The implications of such human tragedy go far beyond East Africa. In the United States, some Somali Americans have felt compelled to return to their country of origin to battle with those they see as contributing to this situation. And in an American court, Faisal Shahzad, the Pakistani Times Square bomber, cited not the Qur'an but US policy in Somalia, Pakistan, Afghanistan, Iraq and Yemen as motivating him to want to blow up New Yorkers.

There is considerable malaise, ignorance, confusion and even apathy in Washington when it comes to Somalia policy. Policymakers, drained and distracted by Afghanistan, seem to now favour a patchworked combination of more AU troops (2,000 additional soldiers have just been pledged) and ramping-up of American drone strikes. This is not an effective solution.

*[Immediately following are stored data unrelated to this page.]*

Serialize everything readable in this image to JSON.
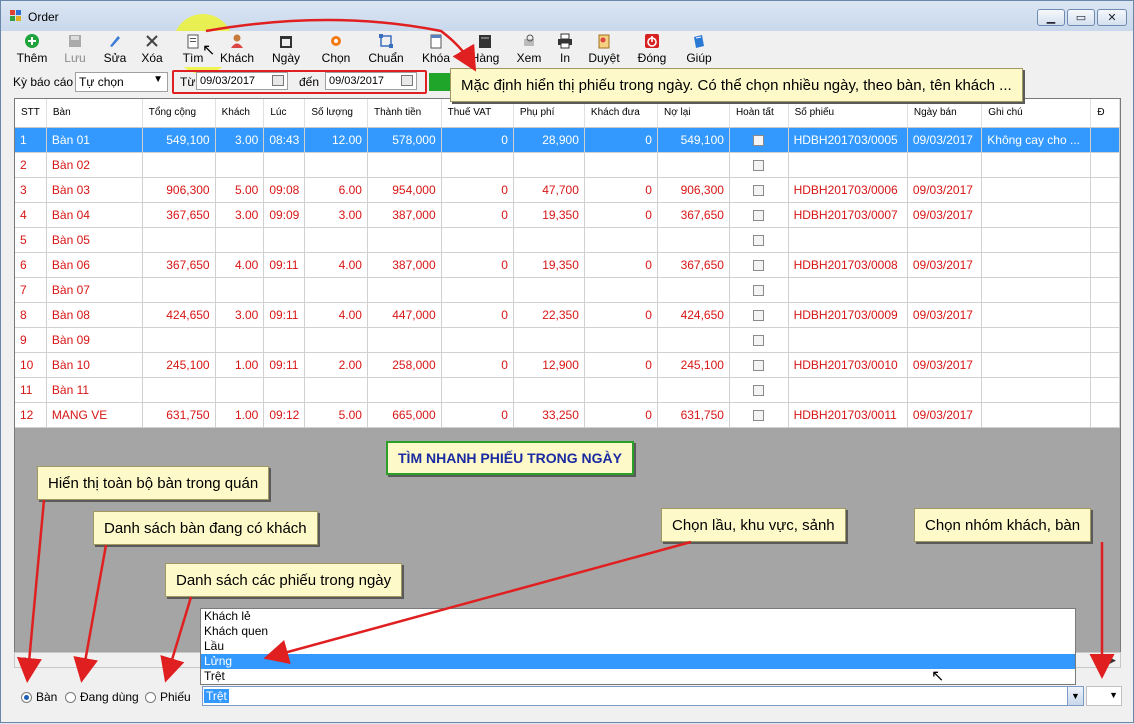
{
  "window": {
    "title": "Order"
  },
  "toolbar": [
    {
      "label": "Thêm",
      "icon": "add-icon"
    },
    {
      "label": "Lưu",
      "icon": "save-icon",
      "disabled": true
    },
    {
      "label": "Sửa",
      "icon": "edit-icon"
    },
    {
      "label": "Xóa",
      "icon": "delete-icon"
    },
    {
      "label": "Tìm",
      "icon": "find-icon"
    },
    {
      "label": "Khách",
      "icon": "customer-icon"
    },
    {
      "label": "Ngày",
      "icon": "day-icon"
    },
    {
      "label": "Chọn",
      "icon": "select-icon"
    },
    {
      "label": "Chuẩn",
      "icon": "standard-icon"
    },
    {
      "label": "Khóa",
      "icon": "lock-icon"
    },
    {
      "label": "Hàng",
      "icon": "goods-icon"
    },
    {
      "label": "Xem",
      "icon": "view-icon"
    },
    {
      "label": "In",
      "icon": "print-icon"
    },
    {
      "label": "Duyệt",
      "icon": "approve-icon"
    },
    {
      "label": "Đóng",
      "icon": "close-app-icon"
    },
    {
      "label": "Giúp",
      "icon": "help-icon"
    }
  ],
  "filter": {
    "period_label": "Kỳ báo cáo",
    "period_value": "Tự chọn",
    "from_label": "Từ",
    "from_date": "09/03/2017",
    "to_label": "đến",
    "to_date": "09/03/2017"
  },
  "grid": {
    "columns": [
      "STT",
      "Bàn",
      "Tổng cộng",
      "Khách",
      "Lúc",
      "Số lượng",
      "Thành tiền",
      "Thuế VAT",
      "Phụ phí",
      "Khách đưa",
      "Nợ lại",
      "Hoàn tất",
      "Số phiếu",
      "Ngày bán",
      "Ghi chú",
      "Đ"
    ],
    "rows": [
      [
        "1",
        "Bàn 01",
        "549,100",
        "3.00",
        "08:43",
        "12.00",
        "578,000",
        "0",
        "28,900",
        "0",
        "549,100",
        "",
        "HDBH201703/0005",
        "09/03/2017",
        "Không cay cho ..."
      ],
      [
        "2",
        "Bàn 02",
        "",
        "",
        "",
        "",
        "",
        "",
        "",
        "",
        "",
        "",
        "",
        "",
        ""
      ],
      [
        "3",
        "Bàn 03",
        "906,300",
        "5.00",
        "09:08",
        "6.00",
        "954,000",
        "0",
        "47,700",
        "0",
        "906,300",
        "",
        "HDBH201703/0006",
        "09/03/2017",
        ""
      ],
      [
        "4",
        "Bàn 04",
        "367,650",
        "3.00",
        "09:09",
        "3.00",
        "387,000",
        "0",
        "19,350",
        "0",
        "367,650",
        "",
        "HDBH201703/0007",
        "09/03/2017",
        ""
      ],
      [
        "5",
        "Bàn 05",
        "",
        "",
        "",
        "",
        "",
        "",
        "",
        "",
        "",
        "",
        "",
        "",
        ""
      ],
      [
        "6",
        "Bàn 06",
        "367,650",
        "4.00",
        "09:11",
        "4.00",
        "387,000",
        "0",
        "19,350",
        "0",
        "367,650",
        "",
        "HDBH201703/0008",
        "09/03/2017",
        ""
      ],
      [
        "7",
        "Bàn 07",
        "",
        "",
        "",
        "",
        "",
        "",
        "",
        "",
        "",
        "",
        "",
        "",
        ""
      ],
      [
        "8",
        "Bàn 08",
        "424,650",
        "3.00",
        "09:11",
        "4.00",
        "447,000",
        "0",
        "22,350",
        "0",
        "424,650",
        "",
        "HDBH201703/0009",
        "09/03/2017",
        ""
      ],
      [
        "9",
        "Bàn 09",
        "",
        "",
        "",
        "",
        "",
        "",
        "",
        "",
        "",
        "",
        "",
        "",
        ""
      ],
      [
        "10",
        "Bàn 10",
        "245,100",
        "1.00",
        "09:11",
        "2.00",
        "258,000",
        "0",
        "12,900",
        "0",
        "245,100",
        "",
        "HDBH201703/0010",
        "09/03/2017",
        ""
      ],
      [
        "11",
        "Bàn 11",
        "",
        "",
        "",
        "",
        "",
        "",
        "",
        "",
        "",
        "",
        "",
        "",
        ""
      ],
      [
        "12",
        "MANG VE",
        "631,750",
        "1.00",
        "09:12",
        "5.00",
        "665,000",
        "0",
        "33,250",
        "0",
        "631,750",
        "",
        "HDBH201703/0011",
        "09/03/2017",
        ""
      ]
    ],
    "selected_row": 0
  },
  "bottom": {
    "radios": [
      {
        "label": "Bàn",
        "checked": true
      },
      {
        "label": "Đang dùng",
        "checked": false
      },
      {
        "label": "Phiếu",
        "checked": false
      }
    ],
    "area_value": "Trệt",
    "dropdown_options": [
      "Khách lẻ",
      "Khách quen",
      "Lầu",
      "Lửng",
      "Trệt"
    ],
    "dropdown_highlight": 3
  },
  "callouts": {
    "default_day": "Mặc định hiển thị phiếu trong ngày. Có thể chọn nhiều ngày, theo bàn, tên khách ...",
    "quick_find": "TÌM NHANH PHIẾU TRONG NGÀY",
    "all_tables": "Hiển thị toàn bộ bàn trong quán",
    "busy_tables": "Danh sách bàn đang có khách",
    "day_tickets": "Danh sách các phiếu trong ngày",
    "choose_area": "Chọn lầu, khu vực, sảnh",
    "choose_group": "Chọn nhóm khách, bàn"
  },
  "colors": {
    "row_text": "#d81515",
    "selection": "#3399ff",
    "callout_arrow": "#e02020"
  }
}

Despite Somalia's problems, we should never despair or lose hope. With a change in western strategy and an adjustment of the mission of the African Union, the tide can be turned. The US needs to become much more involved at a local level, reaching out to tribal leaders and adopting a zero-tolerance approach to civilian causalities (as General Stanley McChrystal did effectively in Afghanistan). This will win friends for America and help swing the public opinion away from al-Shabab's rigidly literalist version of Islam, which is alien to Somalia. Stabilising Somalia in this fashion would also help to end the scourge of piracy off the country's shores.

If the US continues to insist that Somalia is not its responsibility but an "African problem", however, al-Shabab will continue to strike murderously and with impunity, dragging the rest of Africa and the world along with it.

Frankie Martin, Ibn Khaldun chair research fellow at the American university in Washington DC.